- Théâtre contemporain
- Théâtre de la Bastille
- Paris 11ème
La mort de Danton

- Théâtre de la Bastille
- 76, rue de la Roquette
- 75011 Paris
- Voltaire (l.9)
Deux cent vingt-deux ans nous séparent des journées tragiques où Georges Danton et ses amis sont exécutés, dévorés par cette Révolution française qu’ils ont enfantée et qui a rayonné dans toute l’Europe, faisant trembler les tyrans et donnant de l’espérance aux peuples soumis.
Georg Büchner, en fils déçu de ce grand mouvement, construit cetteMort de Danton en imaginant les héros déchus incarcérés et continuant à parler, à discuter, à s’affronter, enfants des Lumières qui ici se dévoilent hors des clichés héroïques.
C’est à la révélation de cet intime que s’intéresse François Orsoni, à ces troubles profondément humains ressentis par ceux qui vont mourir et qui nous apparaissent si proches dans ces moments où les masques tombent face à la mort annoncée.

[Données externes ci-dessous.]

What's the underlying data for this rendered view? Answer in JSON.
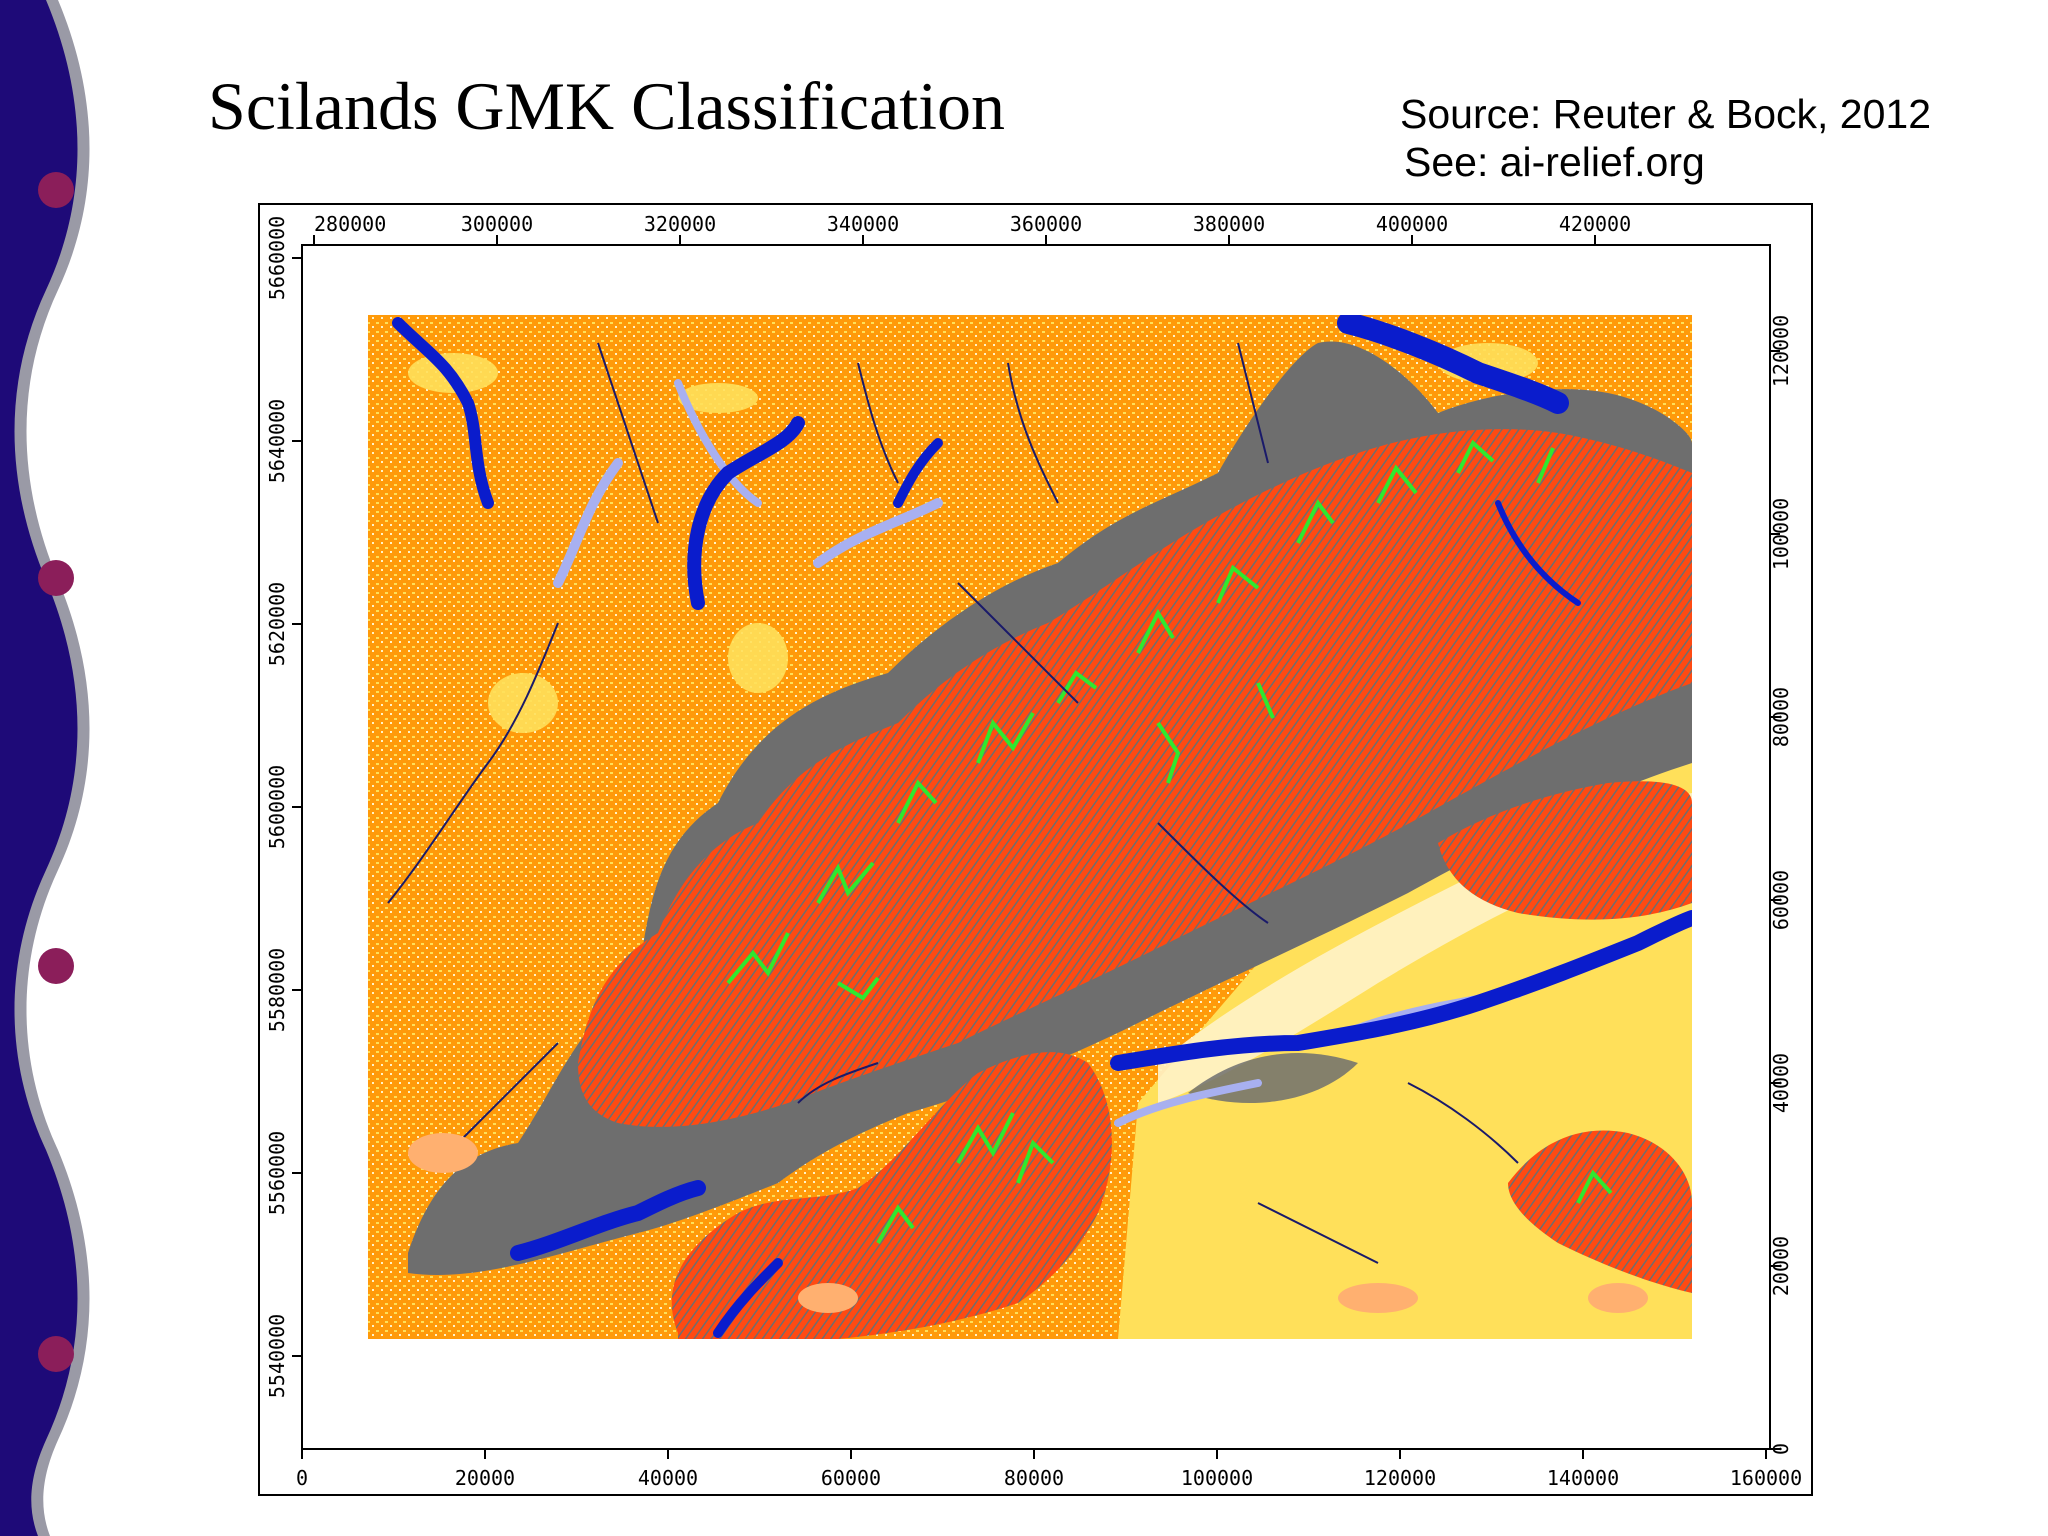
{
  "slide": {
    "title": "Scilands GMK Classification",
    "source": "Source: Reuter & Bock, 2012",
    "see": "See: ai-relief.org"
  },
  "map": {
    "top_axis_labels": [
      "280000",
      "300000",
      "320000",
      "340000",
      "360000",
      "380000",
      "400000",
      "420000"
    ],
    "left_axis_labels": [
      "5660000",
      "5640000",
      "5620000",
      "5600000",
      "5580000",
      "5560000",
      "5540000"
    ],
    "bottom_axis_labels": [
      "0",
      "20000",
      "40000",
      "60000",
      "80000",
      "100000",
      "120000",
      "140000",
      "160000"
    ],
    "right_axis_labels": [
      "0",
      "20000",
      "40000",
      "60000",
      "80000",
      "100000",
      "120000"
    ],
    "class_colors": {
      "uplands": "#ff9a0a",
      "high_slopes": "#ff4a12",
      "ridges_gray": "#6e6e6e",
      "channels_green": "#2fe82f",
      "valleys_blue": "#0a1ccc",
      "valley_light_blue": "#a8b0f0",
      "plain_yellow": "#ffe05a",
      "flat_cream": "#fff3c8",
      "slope_light_orange": "#ffb070"
    }
  },
  "decoration": {
    "bar_color": "#1e0a78",
    "edge_color": "#9a9aa6",
    "bullet_color": "#8b1e5a"
  }
}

Or la clarté manque dans cette mise en scène de François Orsini. Pour tout dire, dans le premier tiers, on ne comprend pas grand-chose. Cela tient à plusieurs choix: tous les personnages sont joués par une poignée d'acteurs, ce qui est une source de confusion. Les changements d'accessoires et les déplacements ne permettent pas toujours de comprendre qui parle, s'il s'agit d'un homme politique ou d'un comparse. Cela est accentué par la monotonie du phrasé des acteurs, qui, tous et tout le temps, déclament; peut-être le metteur en scène veut-il par là nous plonger dans l'atmosphère de 93, en faisant ainsi parler tous les acteurs comme à la tribune, mais cela émousse absolument l'intérêt: il n'y a jamais ces ruptures si importantes au théâtre. On est forcé de dire que les acteurs ne sont pas bons, qu'ils sont souvent faux, alors qu'on les a connus ailleurs excellents, tel Yannick Landrein: il faut donc bien que ce soit une directive du metteur en scène.

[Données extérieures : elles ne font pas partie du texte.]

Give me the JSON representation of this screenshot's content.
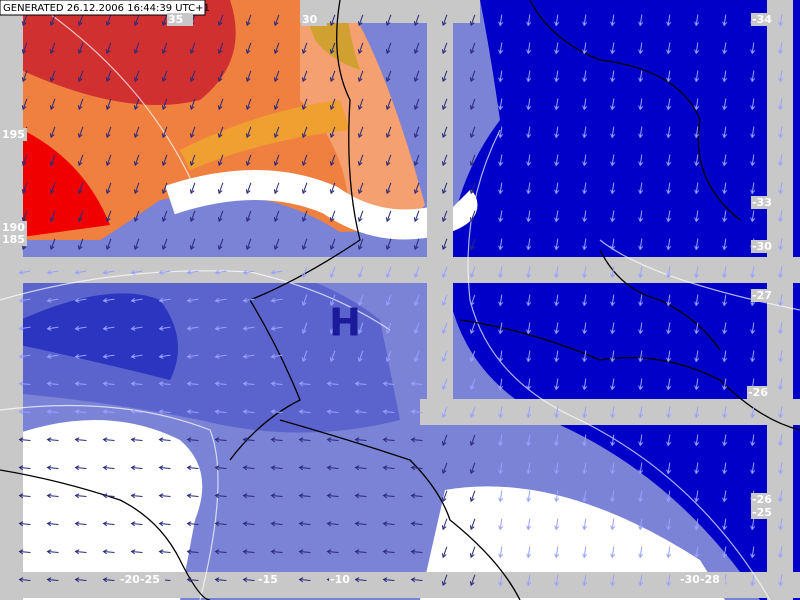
{
  "header": {
    "text": "GENERATED 26.12.2006 16:44:39 UTC+1"
  },
  "pressure_center": {
    "label": "H"
  },
  "contour_labels": [
    "35",
    "30",
    "195",
    "190",
    "185",
    "-34",
    "-33",
    "-30",
    "-27",
    "-26",
    "-26",
    "-25",
    "-20",
    "-25",
    "-15",
    "-10",
    "-30",
    "-28"
  ]
}
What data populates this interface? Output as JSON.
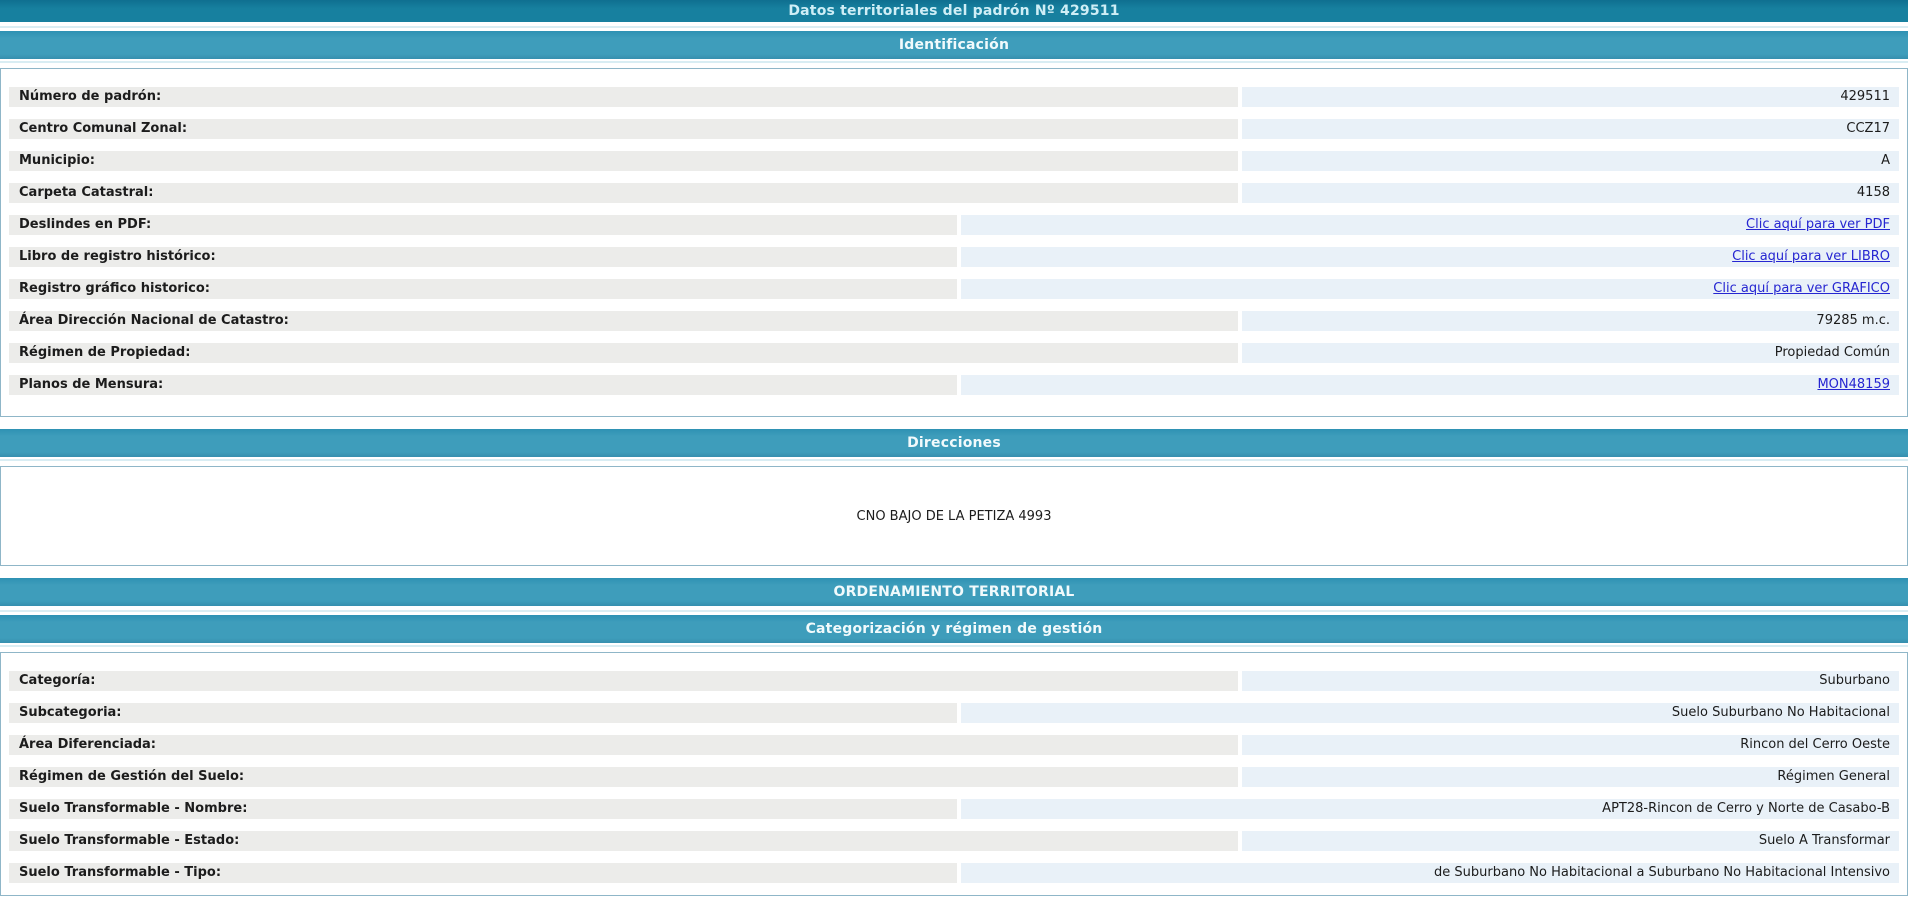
{
  "page": {
    "title": "Datos territoriales del padrón Nº 429511"
  },
  "colors": {
    "title_bar_bg": "#17809f",
    "section_bar_bg": "#3e9dbb",
    "header_text": "#f1fafc",
    "label_strip_bg": "#ececea",
    "value_strip_bg": "#e9f1f8",
    "link_color": "#2626d1",
    "box_border": "#8fb6c8",
    "text_color": "#1c1c1c"
  },
  "sections": {
    "identificacion": {
      "header": "Identificación",
      "rows": [
        {
          "label": "Número de padrón:",
          "value": "429511",
          "link": false,
          "wide": false
        },
        {
          "label": "Centro Comunal Zonal:",
          "value": "CCZ17",
          "link": false,
          "wide": false
        },
        {
          "label": "Municipio:",
          "value": "A",
          "link": false,
          "wide": false
        },
        {
          "label": "Carpeta Catastral:",
          "value": "4158",
          "link": false,
          "wide": false
        },
        {
          "label": "Deslindes en PDF:",
          "value": "Clic aquí para ver PDF",
          "link": true,
          "wide": true
        },
        {
          "label": "Libro de registro histórico:",
          "value": "Clic aquí para ver LIBRO",
          "link": true,
          "wide": true
        },
        {
          "label": "Registro gráfico historico:",
          "value": "Clic aquí para ver GRAFICO",
          "link": true,
          "wide": true
        },
        {
          "label": "Área Dirección Nacional de Catastro:",
          "value": "79285 m.c.",
          "link": false,
          "wide": false
        },
        {
          "label": "Régimen de Propiedad:",
          "value": "Propiedad Común",
          "link": false,
          "wide": false
        },
        {
          "label": "Planos de Mensura:",
          "value": "MON48159",
          "link": true,
          "wide": true
        }
      ]
    },
    "direcciones": {
      "header": "Direcciones",
      "address": "CNO BAJO DE LA PETIZA 4993"
    },
    "ordenamiento": {
      "header": "ORDENAMIENTO TERRITORIAL"
    },
    "categorizacion": {
      "header": "Categorización y régimen de gestión",
      "rows": [
        {
          "label": "Categoría:",
          "value": "Suburbano",
          "link": false,
          "wide": false
        },
        {
          "label": "Subcategoria:",
          "value": "Suelo Suburbano No Habitacional",
          "link": false,
          "wide": true
        },
        {
          "label": "Área Diferenciada:",
          "value": "Rincon del Cerro Oeste",
          "link": false,
          "wide": false
        },
        {
          "label": "Régimen de Gestión del Suelo:",
          "value": "Régimen General",
          "link": false,
          "wide": false
        },
        {
          "label": "Suelo Transformable - Nombre:",
          "value": "APT28-Rincon de Cerro y Norte de Casabo-B",
          "link": false,
          "wide": true
        },
        {
          "label": "Suelo Transformable - Estado:",
          "value": "Suelo A Transformar",
          "link": false,
          "wide": false
        },
        {
          "label": "Suelo Transformable - Tipo:",
          "value": "de Suburbano No Habitacional a Suburbano No Habitacional Intensivo",
          "link": false,
          "wide": true
        }
      ]
    }
  }
}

Celui-ci a choisi un dispositif bi-frontal, tous les acteurs sont assis autour d'une très longue table (ou
parfois marchent le long de celles-ci), à chaque bout de laquelle se trouvent les accessoires qui leur permettent de changer de figure. La monotonie tient donc aussi au grand statisme de ce dispositif: l'immense table occupe quasi tout l'espace scénique. Ce statisme ne serait pas trop gênant si l'on comprenait les enjeux du dialogue, mais, là, il contribue à l'ennui.

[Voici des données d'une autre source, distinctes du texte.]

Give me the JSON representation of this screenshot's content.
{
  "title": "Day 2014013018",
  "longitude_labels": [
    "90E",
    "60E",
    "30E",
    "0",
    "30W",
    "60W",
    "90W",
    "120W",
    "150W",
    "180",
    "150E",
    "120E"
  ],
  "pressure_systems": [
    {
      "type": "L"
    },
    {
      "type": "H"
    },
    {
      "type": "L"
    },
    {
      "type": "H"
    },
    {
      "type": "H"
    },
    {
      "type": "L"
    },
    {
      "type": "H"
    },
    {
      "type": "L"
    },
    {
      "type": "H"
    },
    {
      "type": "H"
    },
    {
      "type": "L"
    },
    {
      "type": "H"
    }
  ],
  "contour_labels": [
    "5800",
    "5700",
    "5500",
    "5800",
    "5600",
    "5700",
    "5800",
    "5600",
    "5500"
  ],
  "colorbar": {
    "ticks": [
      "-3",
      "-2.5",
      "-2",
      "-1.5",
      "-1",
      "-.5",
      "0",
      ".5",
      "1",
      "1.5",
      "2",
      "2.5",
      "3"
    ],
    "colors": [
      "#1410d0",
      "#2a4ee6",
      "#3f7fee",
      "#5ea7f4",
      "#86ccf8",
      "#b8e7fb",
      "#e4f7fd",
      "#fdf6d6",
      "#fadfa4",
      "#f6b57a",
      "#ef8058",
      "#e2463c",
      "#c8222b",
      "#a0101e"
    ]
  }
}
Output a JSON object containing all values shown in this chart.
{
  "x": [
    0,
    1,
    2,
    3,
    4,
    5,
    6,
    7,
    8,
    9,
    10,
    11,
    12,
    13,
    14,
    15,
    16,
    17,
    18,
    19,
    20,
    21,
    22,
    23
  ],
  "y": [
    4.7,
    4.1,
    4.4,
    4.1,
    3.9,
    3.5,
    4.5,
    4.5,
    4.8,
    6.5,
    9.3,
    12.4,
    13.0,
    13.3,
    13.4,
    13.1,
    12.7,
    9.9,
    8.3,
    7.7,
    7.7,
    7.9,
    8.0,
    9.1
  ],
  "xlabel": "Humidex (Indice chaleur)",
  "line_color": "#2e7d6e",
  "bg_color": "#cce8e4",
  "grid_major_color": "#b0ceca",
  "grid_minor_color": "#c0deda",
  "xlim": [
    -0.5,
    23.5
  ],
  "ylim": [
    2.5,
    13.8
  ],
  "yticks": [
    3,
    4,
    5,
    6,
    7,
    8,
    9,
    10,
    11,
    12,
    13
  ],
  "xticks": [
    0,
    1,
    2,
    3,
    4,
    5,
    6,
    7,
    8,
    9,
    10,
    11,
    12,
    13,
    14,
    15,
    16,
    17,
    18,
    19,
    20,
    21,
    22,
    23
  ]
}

Les changements à vue brisent l'illusion théâtrale -c'est à la mode, et F. Orsoni a sans doute voulu accentuer cette distance en distribuant ironiquement ses acteurs à contre-emploi: Danton est joué par un acteur fluet, pâle, et c'est le massif Jean-Louis Coulloc’h qui tient le rôle de Robespierre. Cette inversion ôte beaucoup de force au personnage de Danton, devenu une espèce de dandy, affublé même de ces fameuses lunettes teintées qu'on associe à Robespierre. L'intérêt de cela m'échappe, à vrai dire...
Comme m'échappe l'intérêt de mêler au texte de Büchner des passages chantés, ou d'y ajouter des extraits de Pierre Michon ou de Michel Houellebecq: cela ajoute à la confusion qui est la dominante de ce spectacle, que je qualifierais en fin de compte de prétentieux.
Il ne reste plus qu'à attendre que cette grande pièce soit remontée, pour pouvoir l'apprécier à sa juste valeur...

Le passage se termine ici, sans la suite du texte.